Babies are born with CHDs — congenital means "present at birth" — and these defects can be mild or severe. Some CHDs are so mild that a doctor doesn't diagnose them until adulthood.

Critical CHDs like coarctation of the aorta affect about 25% of all babies born with a CHD. Babies with a critical CHD typically need surgery or other medical procedures in their first year of life, and some babies will need multiple surgeries over several years.

A narrow aorta forces your baby's heart to pump harder to move blood through their body. The narrow part of the aorta is typically located in the upper body. It can lead to high blood pressure in the head and upper body and low blood pressure in the legs and lower body. 

Coarctation of the aorta can be mild to severe. A doctor might not diagnose the condition in mild cases until adulthood.

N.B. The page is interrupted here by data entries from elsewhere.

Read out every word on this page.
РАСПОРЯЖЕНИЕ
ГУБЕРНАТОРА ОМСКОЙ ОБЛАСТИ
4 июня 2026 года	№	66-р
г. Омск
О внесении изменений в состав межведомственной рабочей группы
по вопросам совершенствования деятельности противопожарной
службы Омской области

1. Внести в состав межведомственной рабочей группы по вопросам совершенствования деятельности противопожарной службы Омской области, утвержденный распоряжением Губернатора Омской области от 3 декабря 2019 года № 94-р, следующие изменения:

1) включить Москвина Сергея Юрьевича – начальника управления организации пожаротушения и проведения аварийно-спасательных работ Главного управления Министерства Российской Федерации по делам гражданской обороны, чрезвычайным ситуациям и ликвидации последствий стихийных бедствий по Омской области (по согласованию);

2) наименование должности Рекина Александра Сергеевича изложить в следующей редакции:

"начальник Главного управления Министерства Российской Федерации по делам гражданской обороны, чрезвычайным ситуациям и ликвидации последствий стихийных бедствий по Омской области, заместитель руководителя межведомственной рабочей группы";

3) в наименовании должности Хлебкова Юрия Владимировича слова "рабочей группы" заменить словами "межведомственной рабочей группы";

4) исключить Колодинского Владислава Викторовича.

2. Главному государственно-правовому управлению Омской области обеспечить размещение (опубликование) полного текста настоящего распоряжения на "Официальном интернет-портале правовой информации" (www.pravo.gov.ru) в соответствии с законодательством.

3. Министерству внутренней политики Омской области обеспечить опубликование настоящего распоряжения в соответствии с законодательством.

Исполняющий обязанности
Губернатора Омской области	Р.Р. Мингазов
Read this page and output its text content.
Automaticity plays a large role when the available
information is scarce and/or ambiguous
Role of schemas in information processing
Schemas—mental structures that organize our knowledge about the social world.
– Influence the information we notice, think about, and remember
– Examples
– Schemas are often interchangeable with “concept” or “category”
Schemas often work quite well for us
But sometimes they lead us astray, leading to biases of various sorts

In severe cases, the heart may not pump enough blood to the lower part of the body, and the extra strain on the heart can weaken it over time and lead to heart failure

Coarctation of the aorta often occurs with other CHDs. 

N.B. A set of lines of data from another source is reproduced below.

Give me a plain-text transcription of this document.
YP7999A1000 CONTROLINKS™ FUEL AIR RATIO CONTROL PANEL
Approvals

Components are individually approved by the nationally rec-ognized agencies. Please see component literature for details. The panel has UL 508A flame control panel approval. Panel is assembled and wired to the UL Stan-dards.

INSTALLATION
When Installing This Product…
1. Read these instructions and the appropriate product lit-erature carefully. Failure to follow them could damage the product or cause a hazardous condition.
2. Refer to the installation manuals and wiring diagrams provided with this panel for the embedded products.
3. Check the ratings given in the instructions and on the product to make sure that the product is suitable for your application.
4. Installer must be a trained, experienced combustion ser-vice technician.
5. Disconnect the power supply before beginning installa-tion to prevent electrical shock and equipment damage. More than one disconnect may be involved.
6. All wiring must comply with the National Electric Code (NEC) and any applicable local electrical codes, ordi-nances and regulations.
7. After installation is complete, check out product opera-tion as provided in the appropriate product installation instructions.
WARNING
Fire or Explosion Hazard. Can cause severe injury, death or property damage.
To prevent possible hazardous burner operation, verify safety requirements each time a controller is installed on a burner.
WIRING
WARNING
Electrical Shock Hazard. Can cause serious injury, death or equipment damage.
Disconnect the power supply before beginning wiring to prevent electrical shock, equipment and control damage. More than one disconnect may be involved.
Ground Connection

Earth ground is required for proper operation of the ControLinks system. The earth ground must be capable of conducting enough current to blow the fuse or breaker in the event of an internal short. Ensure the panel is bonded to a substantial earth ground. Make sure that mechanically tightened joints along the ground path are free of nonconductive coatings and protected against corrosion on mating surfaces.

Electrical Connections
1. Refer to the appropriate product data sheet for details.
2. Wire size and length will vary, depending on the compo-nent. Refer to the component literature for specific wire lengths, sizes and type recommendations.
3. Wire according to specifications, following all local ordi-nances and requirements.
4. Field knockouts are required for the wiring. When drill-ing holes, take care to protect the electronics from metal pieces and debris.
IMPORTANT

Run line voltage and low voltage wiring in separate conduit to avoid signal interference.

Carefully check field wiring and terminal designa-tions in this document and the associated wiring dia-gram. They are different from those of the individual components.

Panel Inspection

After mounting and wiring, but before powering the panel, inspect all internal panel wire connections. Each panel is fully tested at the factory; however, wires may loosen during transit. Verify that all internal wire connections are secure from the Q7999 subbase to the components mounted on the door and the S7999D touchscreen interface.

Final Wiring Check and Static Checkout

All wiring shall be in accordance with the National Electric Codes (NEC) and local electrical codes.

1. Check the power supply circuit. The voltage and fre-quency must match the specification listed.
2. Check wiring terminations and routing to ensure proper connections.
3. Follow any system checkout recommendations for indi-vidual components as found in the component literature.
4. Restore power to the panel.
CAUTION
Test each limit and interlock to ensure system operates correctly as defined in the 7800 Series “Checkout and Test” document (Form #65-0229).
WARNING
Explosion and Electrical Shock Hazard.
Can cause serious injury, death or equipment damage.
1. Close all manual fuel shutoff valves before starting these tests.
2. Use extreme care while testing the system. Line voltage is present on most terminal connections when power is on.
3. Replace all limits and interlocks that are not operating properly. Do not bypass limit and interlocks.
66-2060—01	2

Coarctation of the aorta is typically a heart defect present at birth. Rarely, this condition can develop later in life from injury or diseases such as atherosclerosis or Takayasu arteritis.

Coarctation of the aorta causes, like the causes for most CHDs, aren't currently known. It's thought that CHDs may be caused by both genetic and environmental factors. 

Risk factors for coarctation of the aorta and other congenital heart defects include:

A doctor typically diagnoses coarctation of the aorta after a baby is born, and more severe cases have more obvious signs.

Coarctation of the aorta symptoms in infants include:

  • Pale skin
  • Irritability
  • Heavy sweating
  • Difficulty breathing
  • Difficulty feeding

Symptoms of coarctation of the aorta after infancy include:

A doctor often detects coarctation of the aorta during routine well-baby visits. The pulse is weaker in the lower body than in the upper body, and your doctor may hear a heart murmur — swishing or whooshing sounds made by abnormal blood flow— with a stethoscope. 

If your doctor suspects coarctation of the aorta, an echocardiogram will likely be used to make a diagnosis. An echocardiogram is an imaging test that uses ultrasound to allow your doctor to see the heart pumping blood. An echocardiogram is a safe and painless procedure.

In coarctation of the aorta treatment, the aorta is widened surgically or through a balloon angioplasty procedure. During a balloon angioplasty, a catheter — a flexible tube — is guided through a blood vessel to the aorta. When it reaches the narrow area, it's inflated to widen the aorta.

The surgeon may place a stent — a tube designed to keep the aorta open. Most stents are made out of expandable metal mesh and are permanent. A person with a stent might be prescribed an antiplatelet medicine to prevent blood clots from forming inside the stent.

After surgery to widen the aorta, high blood pressure remains a problem for many children. Your doctor may treat your child's blood pressure with medication. 

People of any age with coarctation of the aorta need to be monitored by a cardiologist — doctors specializing in the heart and cardiovascular system — for the rest of their life.

Life expectancy for coarctation of the aorta has historically been poor, with a mean lifespan of 35 years. However, advances in cardiology have drastically improved outcomes for patients with coarctation of the aorta. 

While this is still a serious condition requiring lifelong medical care, these individuals now have very good survival rates. They can expect to live a normal life after treatment.